Whilst traditionally cover for legal costs under D&O policies focused on costs in defending legal proceedings, the scope of cover has widened to include representation costs in inquiries and investigations and even in some cases costs in attending inquiries conducted by the company prior to any formal investigation or following on a notification of a breach of a legal requirement.
The coverage Mr Hird sought in this case is one step further. He sought coverage for costs in challenging the validity of orders which arose from information obtained in a formal investigation. Such costs do not readily fall within the usual insuring clauses in respect of defence costs for proceedings or legal representation expenses for investigations.
However, there are policies which include extensions of cover for “prosecution costs” which provide cover for challenging an order in connection with disqualification or prohibition of an insured person from managing a corporation (which could be tailored to suit the relevant role of the insured person). Such an extension to the Policy is unlikely to have benefitted Hird because he himself had not been issued a show cause notice by ASADA, nor was he able to show a link between the Federal Court challenge and his specific role in the Investigation. “Prosecution costs” will not usually extend to cover an insured’s challenge to an order or notice which is not specifically made or proposed to be made against the insured.

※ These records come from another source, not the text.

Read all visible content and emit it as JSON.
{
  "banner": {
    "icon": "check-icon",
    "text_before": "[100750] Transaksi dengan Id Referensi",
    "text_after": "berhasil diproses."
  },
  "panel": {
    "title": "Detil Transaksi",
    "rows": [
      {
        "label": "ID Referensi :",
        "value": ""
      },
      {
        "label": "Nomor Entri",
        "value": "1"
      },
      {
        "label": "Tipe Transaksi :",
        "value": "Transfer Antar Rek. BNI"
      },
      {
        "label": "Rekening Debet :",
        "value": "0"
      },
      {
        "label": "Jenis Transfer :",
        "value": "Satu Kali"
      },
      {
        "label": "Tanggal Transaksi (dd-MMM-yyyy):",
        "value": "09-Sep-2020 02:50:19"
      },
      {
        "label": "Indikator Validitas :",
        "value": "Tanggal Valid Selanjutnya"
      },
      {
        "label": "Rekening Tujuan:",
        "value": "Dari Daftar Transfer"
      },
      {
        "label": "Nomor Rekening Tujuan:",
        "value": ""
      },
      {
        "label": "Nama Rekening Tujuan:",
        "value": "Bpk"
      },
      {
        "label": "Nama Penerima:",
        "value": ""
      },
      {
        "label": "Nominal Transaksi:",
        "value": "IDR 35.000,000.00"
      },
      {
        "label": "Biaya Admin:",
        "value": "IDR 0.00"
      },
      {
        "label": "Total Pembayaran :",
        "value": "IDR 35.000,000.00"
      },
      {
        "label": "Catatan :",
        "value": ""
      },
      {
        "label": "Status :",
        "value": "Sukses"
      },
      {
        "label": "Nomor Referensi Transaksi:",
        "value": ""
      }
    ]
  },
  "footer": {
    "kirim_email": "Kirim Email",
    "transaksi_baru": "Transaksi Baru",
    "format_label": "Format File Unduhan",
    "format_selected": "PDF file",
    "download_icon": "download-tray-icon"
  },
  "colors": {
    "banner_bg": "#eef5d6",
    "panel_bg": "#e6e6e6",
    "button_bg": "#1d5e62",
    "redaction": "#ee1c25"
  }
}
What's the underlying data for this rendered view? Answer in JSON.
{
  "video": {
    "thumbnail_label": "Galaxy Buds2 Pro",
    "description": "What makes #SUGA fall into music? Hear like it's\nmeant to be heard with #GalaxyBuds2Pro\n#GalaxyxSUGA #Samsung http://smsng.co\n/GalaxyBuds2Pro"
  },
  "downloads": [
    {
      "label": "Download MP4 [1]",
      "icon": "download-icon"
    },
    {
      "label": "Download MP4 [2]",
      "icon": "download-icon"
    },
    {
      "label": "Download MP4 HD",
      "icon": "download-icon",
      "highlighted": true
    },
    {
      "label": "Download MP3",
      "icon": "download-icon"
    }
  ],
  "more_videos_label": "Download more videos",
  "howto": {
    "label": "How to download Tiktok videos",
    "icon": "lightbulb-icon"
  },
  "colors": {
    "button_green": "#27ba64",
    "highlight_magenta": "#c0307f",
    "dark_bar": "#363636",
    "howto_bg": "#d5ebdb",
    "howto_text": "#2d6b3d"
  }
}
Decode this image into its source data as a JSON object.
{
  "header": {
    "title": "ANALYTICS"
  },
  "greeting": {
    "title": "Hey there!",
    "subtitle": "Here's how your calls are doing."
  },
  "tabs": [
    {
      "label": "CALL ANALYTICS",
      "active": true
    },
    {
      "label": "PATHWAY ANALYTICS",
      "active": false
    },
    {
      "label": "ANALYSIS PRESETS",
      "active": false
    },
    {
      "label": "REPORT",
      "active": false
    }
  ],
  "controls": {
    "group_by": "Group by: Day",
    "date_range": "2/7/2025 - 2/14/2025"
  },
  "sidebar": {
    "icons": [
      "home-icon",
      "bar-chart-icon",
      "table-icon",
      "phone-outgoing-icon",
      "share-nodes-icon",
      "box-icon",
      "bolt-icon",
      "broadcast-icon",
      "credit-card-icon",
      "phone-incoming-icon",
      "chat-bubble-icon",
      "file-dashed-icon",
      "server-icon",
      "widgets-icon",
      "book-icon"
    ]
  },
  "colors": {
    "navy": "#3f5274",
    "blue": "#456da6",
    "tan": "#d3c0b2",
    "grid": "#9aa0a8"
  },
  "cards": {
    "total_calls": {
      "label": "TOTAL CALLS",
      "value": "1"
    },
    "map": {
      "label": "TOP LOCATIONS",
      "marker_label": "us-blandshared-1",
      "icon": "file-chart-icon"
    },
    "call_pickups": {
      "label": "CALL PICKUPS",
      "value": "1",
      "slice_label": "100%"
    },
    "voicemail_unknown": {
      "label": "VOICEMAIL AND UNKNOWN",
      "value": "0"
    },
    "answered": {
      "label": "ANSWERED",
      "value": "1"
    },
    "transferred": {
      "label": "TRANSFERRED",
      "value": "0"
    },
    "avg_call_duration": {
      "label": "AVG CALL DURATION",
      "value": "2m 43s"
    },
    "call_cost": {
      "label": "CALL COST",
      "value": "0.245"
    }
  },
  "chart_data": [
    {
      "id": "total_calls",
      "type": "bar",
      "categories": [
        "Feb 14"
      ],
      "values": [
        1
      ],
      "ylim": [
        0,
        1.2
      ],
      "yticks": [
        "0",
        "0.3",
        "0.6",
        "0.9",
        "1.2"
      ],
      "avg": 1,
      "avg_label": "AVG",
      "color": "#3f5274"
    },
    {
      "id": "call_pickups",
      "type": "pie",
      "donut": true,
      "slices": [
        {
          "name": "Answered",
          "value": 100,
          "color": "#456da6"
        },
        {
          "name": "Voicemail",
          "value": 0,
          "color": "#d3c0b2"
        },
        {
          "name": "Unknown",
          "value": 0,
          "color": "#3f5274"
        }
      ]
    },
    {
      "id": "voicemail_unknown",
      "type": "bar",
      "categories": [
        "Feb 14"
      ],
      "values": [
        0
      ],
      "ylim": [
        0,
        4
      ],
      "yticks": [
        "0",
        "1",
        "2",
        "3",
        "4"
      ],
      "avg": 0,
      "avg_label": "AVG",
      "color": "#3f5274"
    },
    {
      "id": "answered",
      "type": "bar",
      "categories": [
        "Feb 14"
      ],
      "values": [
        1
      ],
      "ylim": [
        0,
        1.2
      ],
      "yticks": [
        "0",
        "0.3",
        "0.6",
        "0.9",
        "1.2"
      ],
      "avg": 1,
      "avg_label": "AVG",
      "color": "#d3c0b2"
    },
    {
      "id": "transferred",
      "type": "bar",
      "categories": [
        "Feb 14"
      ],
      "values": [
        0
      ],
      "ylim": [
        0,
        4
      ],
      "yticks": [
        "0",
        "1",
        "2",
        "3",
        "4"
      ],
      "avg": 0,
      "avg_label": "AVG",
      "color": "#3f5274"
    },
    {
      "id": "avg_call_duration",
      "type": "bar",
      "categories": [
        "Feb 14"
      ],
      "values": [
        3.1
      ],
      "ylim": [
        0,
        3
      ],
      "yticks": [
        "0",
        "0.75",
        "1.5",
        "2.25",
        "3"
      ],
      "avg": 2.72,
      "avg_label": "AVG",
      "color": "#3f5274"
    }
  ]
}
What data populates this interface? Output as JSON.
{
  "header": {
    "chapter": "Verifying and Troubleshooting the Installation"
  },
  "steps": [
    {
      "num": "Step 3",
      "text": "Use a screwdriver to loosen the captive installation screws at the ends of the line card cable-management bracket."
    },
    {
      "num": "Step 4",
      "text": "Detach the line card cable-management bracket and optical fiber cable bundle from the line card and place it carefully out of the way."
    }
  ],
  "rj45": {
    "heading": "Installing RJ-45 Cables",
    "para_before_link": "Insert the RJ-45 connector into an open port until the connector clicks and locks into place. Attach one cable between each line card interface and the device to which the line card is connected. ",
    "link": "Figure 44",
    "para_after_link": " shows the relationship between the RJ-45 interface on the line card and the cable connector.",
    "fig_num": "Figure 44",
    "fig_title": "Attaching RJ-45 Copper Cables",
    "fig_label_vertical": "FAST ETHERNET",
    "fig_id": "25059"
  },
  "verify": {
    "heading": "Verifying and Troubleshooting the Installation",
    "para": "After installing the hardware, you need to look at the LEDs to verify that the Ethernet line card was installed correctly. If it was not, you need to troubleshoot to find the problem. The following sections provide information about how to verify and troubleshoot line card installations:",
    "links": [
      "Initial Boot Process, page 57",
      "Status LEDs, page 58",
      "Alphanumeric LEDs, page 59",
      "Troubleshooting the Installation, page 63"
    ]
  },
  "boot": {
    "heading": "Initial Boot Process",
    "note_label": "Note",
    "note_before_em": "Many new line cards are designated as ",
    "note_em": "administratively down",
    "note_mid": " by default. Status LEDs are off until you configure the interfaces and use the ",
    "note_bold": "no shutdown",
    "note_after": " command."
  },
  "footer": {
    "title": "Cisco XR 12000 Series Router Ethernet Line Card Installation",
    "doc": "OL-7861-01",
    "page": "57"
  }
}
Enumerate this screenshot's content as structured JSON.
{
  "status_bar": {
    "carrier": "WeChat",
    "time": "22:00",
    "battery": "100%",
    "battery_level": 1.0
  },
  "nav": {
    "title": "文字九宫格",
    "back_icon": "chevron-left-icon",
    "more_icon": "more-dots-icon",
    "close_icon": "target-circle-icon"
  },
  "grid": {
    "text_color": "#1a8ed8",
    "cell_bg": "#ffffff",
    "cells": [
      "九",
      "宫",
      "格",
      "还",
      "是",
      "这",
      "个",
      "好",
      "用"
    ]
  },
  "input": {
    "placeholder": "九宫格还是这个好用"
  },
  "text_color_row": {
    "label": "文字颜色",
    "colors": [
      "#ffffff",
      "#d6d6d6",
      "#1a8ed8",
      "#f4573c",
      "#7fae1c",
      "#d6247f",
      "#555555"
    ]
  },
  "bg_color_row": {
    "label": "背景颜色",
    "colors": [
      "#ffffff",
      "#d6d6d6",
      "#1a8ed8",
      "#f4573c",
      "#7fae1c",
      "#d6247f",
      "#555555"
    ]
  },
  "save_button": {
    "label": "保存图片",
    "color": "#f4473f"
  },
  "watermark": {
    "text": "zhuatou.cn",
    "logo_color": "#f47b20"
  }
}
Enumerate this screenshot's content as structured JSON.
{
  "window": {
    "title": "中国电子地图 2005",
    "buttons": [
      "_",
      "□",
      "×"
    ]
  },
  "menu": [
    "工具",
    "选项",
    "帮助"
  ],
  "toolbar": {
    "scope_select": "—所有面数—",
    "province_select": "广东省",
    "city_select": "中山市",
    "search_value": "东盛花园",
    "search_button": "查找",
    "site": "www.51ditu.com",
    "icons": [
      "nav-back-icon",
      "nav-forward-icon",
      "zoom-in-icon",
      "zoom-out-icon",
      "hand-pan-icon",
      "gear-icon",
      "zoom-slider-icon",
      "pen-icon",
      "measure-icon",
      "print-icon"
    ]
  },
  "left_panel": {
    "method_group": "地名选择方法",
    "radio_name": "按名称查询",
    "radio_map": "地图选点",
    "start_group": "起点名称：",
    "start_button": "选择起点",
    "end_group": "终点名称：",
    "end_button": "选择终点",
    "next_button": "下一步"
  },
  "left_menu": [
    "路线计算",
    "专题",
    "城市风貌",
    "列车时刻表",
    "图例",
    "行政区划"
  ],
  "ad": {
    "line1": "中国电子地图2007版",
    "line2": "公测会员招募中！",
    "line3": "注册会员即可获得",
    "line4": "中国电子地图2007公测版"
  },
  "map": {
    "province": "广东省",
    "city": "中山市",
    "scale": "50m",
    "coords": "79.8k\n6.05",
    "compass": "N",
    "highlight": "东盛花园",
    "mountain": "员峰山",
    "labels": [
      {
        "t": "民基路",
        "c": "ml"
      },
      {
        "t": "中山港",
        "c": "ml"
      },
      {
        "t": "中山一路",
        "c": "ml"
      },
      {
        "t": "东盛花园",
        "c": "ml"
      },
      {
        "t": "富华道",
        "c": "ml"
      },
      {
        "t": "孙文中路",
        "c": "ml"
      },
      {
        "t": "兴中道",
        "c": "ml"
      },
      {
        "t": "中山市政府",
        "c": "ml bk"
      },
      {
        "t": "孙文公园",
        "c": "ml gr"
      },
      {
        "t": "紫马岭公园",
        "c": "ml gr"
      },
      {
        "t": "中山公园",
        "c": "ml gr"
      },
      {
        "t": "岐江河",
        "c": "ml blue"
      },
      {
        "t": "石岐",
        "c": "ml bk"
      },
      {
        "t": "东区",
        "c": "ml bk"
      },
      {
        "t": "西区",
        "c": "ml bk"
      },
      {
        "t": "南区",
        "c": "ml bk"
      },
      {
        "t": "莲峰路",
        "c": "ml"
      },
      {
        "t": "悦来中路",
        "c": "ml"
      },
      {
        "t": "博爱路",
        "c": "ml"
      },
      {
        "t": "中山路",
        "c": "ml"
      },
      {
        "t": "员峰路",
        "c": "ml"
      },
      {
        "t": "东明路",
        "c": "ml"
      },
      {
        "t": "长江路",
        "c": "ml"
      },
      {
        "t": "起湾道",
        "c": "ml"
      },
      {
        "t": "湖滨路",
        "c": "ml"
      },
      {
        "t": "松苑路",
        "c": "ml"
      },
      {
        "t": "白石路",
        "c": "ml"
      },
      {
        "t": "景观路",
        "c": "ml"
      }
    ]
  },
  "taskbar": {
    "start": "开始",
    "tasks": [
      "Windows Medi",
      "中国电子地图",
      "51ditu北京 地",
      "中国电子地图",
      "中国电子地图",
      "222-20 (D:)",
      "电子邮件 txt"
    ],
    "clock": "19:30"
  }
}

We are also aware of examples of both D&O and Professional Indemnity policies being endorsed to include provisions for costs which may mitigate an unquantified loss which insurers might have to meet at a future date (“mitigation costs”). However, such extensions are normally aimed at dealing with mitigation costs arising from mitigating a potential plaintiff claim rather than an investigation. Where a D&O policy does not include such an extension, it may be possible to seek such cover via a negotiated endorsement.
These types of endorsements and extensions provide cover for proactive steps that deal quickly and effectively with a matter in its early stages resulting in a reduced payment to the potential claimant and a significant saving in overall costs. You may wish to consider whether this type of protection is required.